I'm a little confused about who (PBX vs. phones) is doing what in our IP telephone setup.
We have our phone system hosted externally. This means that we've got physical IP telephones installed at our location, but the PBX is located elsewhere.We've had various trouble with this solution, and it annoys me that I am not able to troubleshoot the various issues properly due to the fact that I don't understand how it all works together. I've been reading up on how SIP and RTP works, but there's a couple of things I still don't entirely get. My question relates to both SIP and RTP, but also touches a bit upon NAT.
Our scenario is simple. The PBX is reachable on a public IP somewhere on the Internet. We are behind a firewall (NAT).

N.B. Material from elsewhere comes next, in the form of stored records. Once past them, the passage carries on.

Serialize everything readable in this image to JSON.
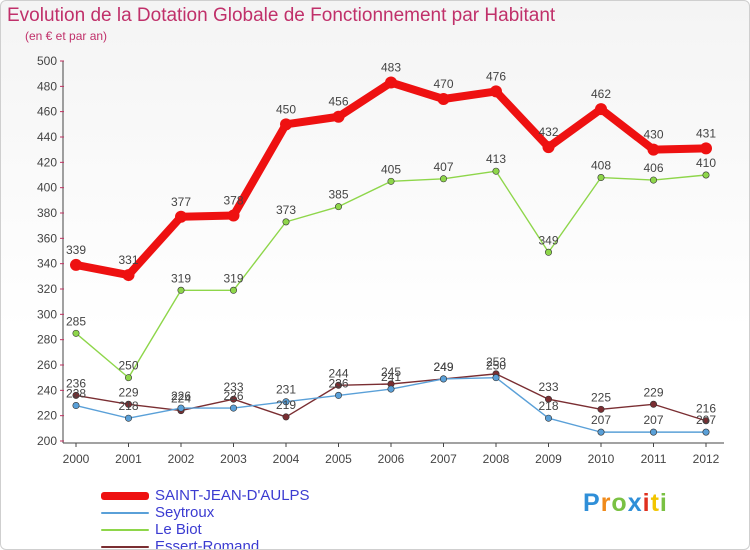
{
  "chart_data": {
    "type": "line",
    "title": "Evolution de la Dotation Globale de Fonctionnement par Habitant",
    "subtitle": "(en € et par an)",
    "xlabel": "",
    "ylabel": "",
    "ylim": [
      200,
      500
    ],
    "yticks": [
      200,
      220,
      240,
      260,
      280,
      300,
      320,
      340,
      360,
      380,
      400,
      420,
      440,
      460,
      480,
      500
    ],
    "categories": [
      "2000",
      "2001",
      "2002",
      "2003",
      "2004",
      "2005",
      "2006",
      "2007",
      "2008",
      "2009",
      "2010",
      "2011",
      "2012"
    ],
    "series": [
      {
        "name": "SAINT-JEAN-D'AULPS",
        "color": "#ee1111",
        "values": [
          339,
          331,
          377,
          378,
          450,
          456,
          483,
          470,
          476,
          432,
          462,
          430,
          431
        ],
        "labels": [
          "339",
          "331",
          "377",
          "378",
          "450",
          "456",
          "483",
          "470",
          "476",
          "432",
          "462",
          "430",
          "431"
        ]
      },
      {
        "name": "Seytroux",
        "color": "#5aa0d8",
        "values": [
          228,
          218,
          226,
          226,
          231,
          236,
          241,
          249,
          250,
          218,
          207,
          207,
          207
        ],
        "labels": [
          "228",
          "218",
          "226",
          "226",
          "231",
          "236",
          "241",
          "249",
          "250",
          "218",
          "207",
          "207",
          "207"
        ]
      },
      {
        "name": "Le Biot",
        "color": "#8ed64a",
        "values": [
          285,
          250,
          319,
          319,
          373,
          385,
          405,
          407,
          413,
          349,
          408,
          406,
          410
        ],
        "labels": [
          "285",
          "250",
          "319",
          "319",
          "373",
          "385",
          "405",
          "407",
          "413",
          "349",
          "408",
          "406",
          "410"
        ]
      },
      {
        "name": "Essert-Romand",
        "color": "#7a2e32",
        "values": [
          236,
          229,
          224,
          233,
          219,
          244,
          245,
          249,
          253,
          233,
          225,
          229,
          216
        ],
        "labels": [
          "236",
          "229",
          "224",
          "233",
          "219",
          "244",
          "245",
          "249",
          "253",
          "233",
          "225",
          "229",
          "216"
        ]
      }
    ],
    "legend_position": "bottom-left",
    "grid": false
  },
  "logo": {
    "letters": [
      "P",
      "r",
      "o",
      "x",
      "i",
      "t",
      "i"
    ],
    "colors": [
      "#2f8fd8",
      "#f08a1a",
      "#7ac143",
      "#2f8fd8",
      "#e0301e",
      "#f2c500",
      "#7ac143"
    ]
  }
}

First of all, it is my understanding that the SIP packets do not carry audio. They are simply there to make sure that sessions (as in Session Initiation Protocol) gets established between phones and the PBX - such as when a call is about to be established. These packets are often UDP, and often "travels" on port 5060.

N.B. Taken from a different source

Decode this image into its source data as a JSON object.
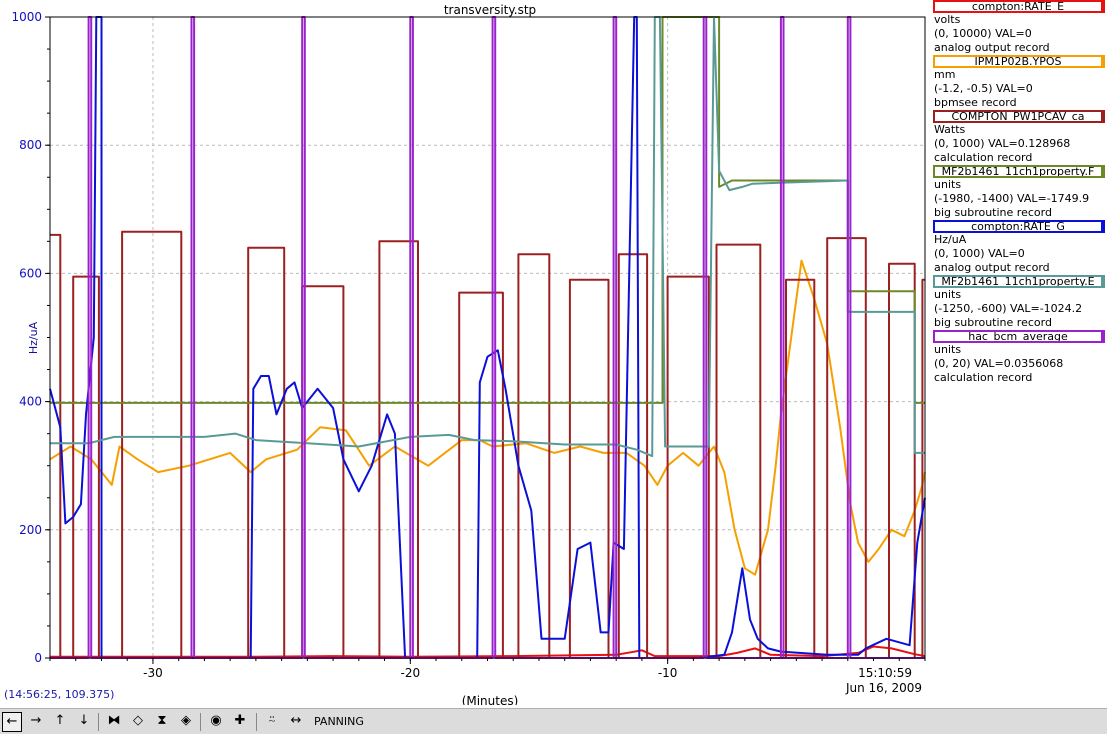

Although not specific to SIP; when the SIP UDP packets go through NAT then NAT "translates" source port into something different for outgoing packets to ensure that NAT can map responses back to the right phone behind the NAT.
Now, if someone wants to reach one of our phones, they dial the number and eventually hit the PBX. It is my understanding that the PBX then sends an INVITE (SIP UDP packet) to the phone in question. That packet contains, among other things, an IP address and a port number which the phone should connect to in order to establish an RTP session (this is the actual audio data).
Question 1: I've been told that phones must send regular keep alive requests to the PBX in order to ensure that the NAT does not expire UDP sessions. This is important because the PBX initiates the INVITE requests for calls, and the NAT must not expire the UDP sessions in order to map any given INVITE request to the correct phone. Is this right? Will any given INVITE request from the PBX use the source port (which would have been translated by NAT) provided in the keep alive requests from the phones?
Question 2 : Is it correct that the phones are the ones which acts upon any given INVITE SIP request and connects to the PBX? This means that I should not really worry about NAT here, as the phone send the first RTP packet and "punch a hole" in the NAT.
Question 3: How does it work "the other way around"? That is, if I want to call someone from one of our phones behind the NAT, does my phone send an INVITE SIP request to the PBX? That does not make sense to me, because the PBX not would be able to establish an RTP session with my phone which is behind NAT.